Die Untersuchung von Lösel und Bliesener zeigten, dass viele Risikofaktoren Einfluss auf deviantes Verhalten von Jugendlichen haben. Hauptergebnis war, dass die soziale Informationsverarbeitung der entscheidende Faktor für die persönlichen Gewalttendenzen in Schule und anderen Lebenssituationen war. Der Medienkonsum und der Substanzgebrauch (Alkohol, Drogen) waren wichtige Einflusskriterien, ebenso die Peergroupmerkmale und das Freizeitverhalten der Jugendlichen. Wie junge Menschen mit sozialen Kompetenzen bestimmte Situationen kompensieren oder auffangen müssen, wurde durch den Einflussfaktor Coping dargestellt.
Auch der Wissenschaftler Hans Thomae15 befasst sich in seinem Buch Die Psychologie der Affekte mit diesem Problem. Der Affekt meint im Allgemeinen eine Steigerungsform von Gefühlszuständen.
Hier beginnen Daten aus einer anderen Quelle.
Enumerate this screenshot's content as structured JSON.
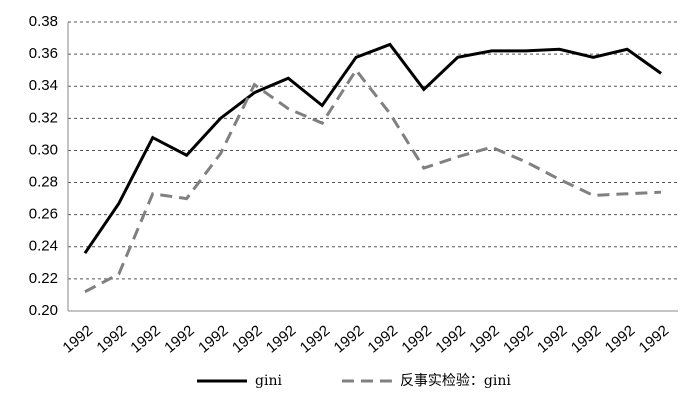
{
  "chart_data": {
    "type": "line",
    "categories": [
      "1992",
      "1992",
      "1992",
      "1992",
      "1992",
      "1992",
      "1992",
      "1992",
      "1992",
      "1992",
      "1992",
      "1992",
      "1992",
      "1992",
      "1992",
      "1992",
      "1992",
      "1992"
    ],
    "series": [
      {
        "name": "gini",
        "color": "#000000",
        "dash": false,
        "values": [
          0.236,
          0.267,
          0.308,
          0.297,
          0.32,
          0.336,
          0.345,
          0.328,
          0.358,
          0.366,
          0.338,
          0.358,
          0.362,
          0.362,
          0.363,
          0.358,
          0.363,
          0.348
        ]
      },
      {
        "name": "反事实检验：gini",
        "color": "#808080",
        "dash": true,
        "values": [
          0.212,
          0.223,
          0.273,
          0.27,
          0.298,
          0.341,
          0.326,
          0.317,
          0.35,
          0.323,
          0.289,
          0.296,
          0.302,
          0.293,
          0.282,
          0.272,
          0.273,
          0.274
        ]
      }
    ],
    "ylim": [
      0.2,
      0.38
    ],
    "yticks": [
      {
        "value": 0.2,
        "label": "0.20"
      },
      0.22,
      0.24,
      0.26,
      0.28,
      {
        "value": 0.3,
        "label": "0.30"
      },
      0.32,
      0.34,
      0.36,
      0.38
    ],
    "grid": true,
    "legend": "bottom"
  }
}
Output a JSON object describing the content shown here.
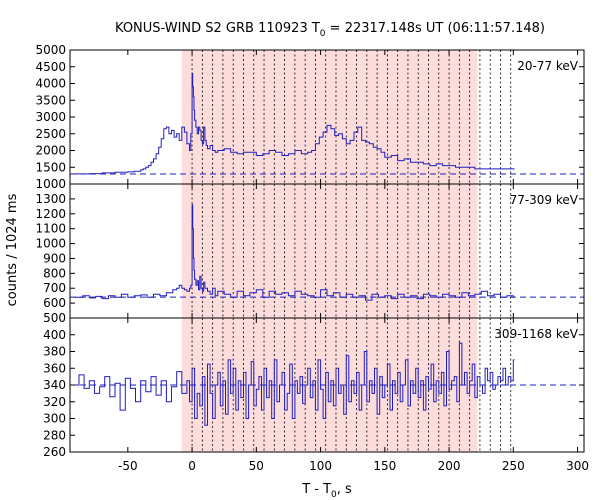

Es wird von Affekten gesprochen, wenn die Äußerungen lebhaft sind und sichtlich der ganze Körper daran beteiligt ist.16 Dies geschieht in Lebenslagen, die enorme Bedeutung haben und durch ängstigende, einschneidende Änderungen der Umgebung hervorgerufen werden. Thomae versteht darunter ein „rasch anspringendes, große Intensität erreichendes Gefühl“.17 Nach ihm erfolgt unter den Bedingungen extremer Erregung nicht nur eine Ausschaltung der Orientierung der Gesamtlage, sondern auch eine Außerkraftsetzung der normorientierten Instanzen innerhalb der Persönlichkeit.

Exkurs: Auf biologischer Ebene besteht immer ein Austausch zwischen dem Hirnstamm (primitivere Vorgänge) und der steuernden Hirnrinde (geleitetes Handeln). Speziell involviert sind das Frontalhirn (an der Stirn) und der Thalamus (Emotionszentrum), die in einem ständigen Informationsaustausch zwischen reinen Emotionen und Hemmungsmechanismen stehen. Kortikale Bewertungen (durch die Hirnrinde gesteuert) regeln eine Hemmung oder eine Aktivierung der Gefühle und definieren ihre Gewichtung. Kommt es zu einer Übergewichtung eines aufsteigenden Systems, also zum reinen Affekt (in die höheren Regionen der Hirnrinde), kann es zur Folge haben, dass diese „funktional dekortisiert“ werden. In diesem Stadium ist eine Verhaltensteuerung und Anpassung an aktuelle Normen und Situationen nicht mehr völlig gewährleistet. Der Mensch kann dann „wie von Sinnen“ reagieren.
2.4Darstellungen der bisher angedrohten School-Shootings im Hellfeld
Wie viele Androhungen von School-Shootings wurden in Deutschland im Zeitraum von 2005 bis 2010 erfasst und gespeichert? Wer sind die potenziellen Täter? Wie, wann und wo finden Drohungen statt – und welche Präventionsmaßnahmen können entwickelt werden?
Diese grundlegenden Fragen sollen in der nachfolgenden Untersuchung beantworten werden, da die deutsche kriminologische Literatur bisher keine ausreichenden Antworten bieten kann. Die derzeitige Forschung hat solche Fragen erst in Ansätzen zur Grundlage empirischer Analysen gemacht. Daher greift die vorliegende Untersuchung diesen Bereich des Forschungsbedarfs auf.